Tic tac

On peut tuer le temps ou soi-même, cela revient au même, strictement….

Ce matin, Philippe m’a demandée en ami sur Facebook. Philippe Petrovick. Mon premier mec. C’était en 3e B, au collège Jean de la Fontaine, il y a plus de 15 ans. Il n’a pas trop changé physiquement. Le même regard. Le même sourire. Toujours aussi charmant malgré les quelques cheveux en moins sur le devant du crâne. Nous avons essayé de discuter via la messagerie instantanée de Facebook, mais la conversation s’est vite vidée de toute substance. Ce n’est pas vraiment étonnant, bien sûr. Je ne sais pas pourquoi j’ai accepté sa demande. Je ne me souviens plus exactement des motifs de notre rupture. A cette époque de la vie, l’adolescence, tout est prétexte aux changements. C’est peut-être un peu ça aussi, la liberté. C’est de la liberté qu’accouchent les regrets et les remords qui peuvent parfois vous ronger toute une vie. La liberté est spéculative, ou n’est pas : voilà probablement la raison qui m’a poussée à accepter la demande de Philippe sur Facebook, ce matin.

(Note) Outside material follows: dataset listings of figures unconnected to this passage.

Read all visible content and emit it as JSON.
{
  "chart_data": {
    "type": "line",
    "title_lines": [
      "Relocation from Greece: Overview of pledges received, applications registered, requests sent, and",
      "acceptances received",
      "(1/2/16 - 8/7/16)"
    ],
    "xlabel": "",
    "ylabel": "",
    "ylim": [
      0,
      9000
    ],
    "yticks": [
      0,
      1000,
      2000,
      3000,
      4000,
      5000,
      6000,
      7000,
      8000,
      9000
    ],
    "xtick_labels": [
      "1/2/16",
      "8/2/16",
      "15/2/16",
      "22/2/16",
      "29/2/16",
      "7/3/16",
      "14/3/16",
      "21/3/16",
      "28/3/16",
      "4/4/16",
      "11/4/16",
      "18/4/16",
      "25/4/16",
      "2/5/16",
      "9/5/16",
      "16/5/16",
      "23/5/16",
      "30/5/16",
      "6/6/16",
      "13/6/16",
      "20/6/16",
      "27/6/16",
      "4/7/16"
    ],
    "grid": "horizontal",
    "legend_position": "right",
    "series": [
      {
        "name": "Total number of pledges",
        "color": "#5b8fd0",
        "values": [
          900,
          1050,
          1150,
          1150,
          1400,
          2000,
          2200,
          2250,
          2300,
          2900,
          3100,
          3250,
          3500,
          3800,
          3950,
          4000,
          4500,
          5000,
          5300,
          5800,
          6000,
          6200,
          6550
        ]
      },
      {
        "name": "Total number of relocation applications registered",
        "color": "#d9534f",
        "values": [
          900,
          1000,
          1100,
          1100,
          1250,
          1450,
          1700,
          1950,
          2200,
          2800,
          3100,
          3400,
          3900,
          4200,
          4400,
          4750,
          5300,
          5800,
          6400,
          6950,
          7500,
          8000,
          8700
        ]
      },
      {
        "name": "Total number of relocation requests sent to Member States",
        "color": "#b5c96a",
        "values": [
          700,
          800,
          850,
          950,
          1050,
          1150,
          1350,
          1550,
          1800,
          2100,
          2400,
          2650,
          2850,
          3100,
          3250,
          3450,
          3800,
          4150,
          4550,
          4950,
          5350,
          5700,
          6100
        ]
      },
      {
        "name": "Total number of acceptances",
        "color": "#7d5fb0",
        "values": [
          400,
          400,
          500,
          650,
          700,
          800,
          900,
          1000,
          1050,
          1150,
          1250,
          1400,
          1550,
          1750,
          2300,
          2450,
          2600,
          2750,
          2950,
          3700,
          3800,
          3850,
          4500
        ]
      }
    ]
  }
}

J’ai 32 ans. Malgré mes capacités sociales relativement élevées, je n’ai pas rencontré de personne avec qui partager ma vie, comme on dit. Il peut paraître prétentieux de dire cela, mais je pense être appréciée par la plupart des personnes que je côtoie. Que ce soit au travail ou à la salle de sport. Les amis de mes amis que je rencontre à l’occasion me trouvent certainement sympathique, à en juger des rires et bonnes paroles échangés au cours de ces moments, aussi brefs soient-ils ; d’une manière générale, le courant passe toujours bien quand j’entame une conversation avec quelqu’un, que cette personne me soit connue ou non. J’ai depuis mon plus jeune âge le sens du contact humain, cela fait partie des capacités que la nature a bien voulu m’offrir. Au collège, au lycée, et à la fac, j’ai toujours eu beaucoup d’amis, garçons et filles confondues, ce qui est assez rare pour être souligné. Certes, de nombreuses personnes ont jalousé ma popularité, mais je n’en ai jamais souffert ; je dirais même que mon quotidien n’en a jamais été impacté. Je n’ai ainsi jamais connu de véritables conflits amicaux, ni familiaux. J’ai toujours eu une existence rangée, sans histoire, sans drame ni évènements perturbateurs. Sans avoir été une élève brillante, je n’ai jamais connu l’échec scolaire, et je suis passée de classe en classe sans fracas et sans forcer. De même, je n’ai jamais été au chômage, puisque j’ai réussi à trouver sans difficulté un stage de fin d’étude qui s’est si bien déroulé qu’une proposition de CDI m’a été faite. Depuis, je n’ai pas quitté mon entreprise, j’ai eu de belles promotions sans jamais avoir été dans l’obligation de me mettre des personnes à dos. A bien y réfléchir, ma vie n’a jamais connu de turbulences. Comme si mon existence avait été volontairement séquestrée dans le wagon d’un train sans escale, circulant à vitesse constante, jusqu’au jour où, soudainement, ce train s’arrêtera. Définitivement. Et sans raison apparente.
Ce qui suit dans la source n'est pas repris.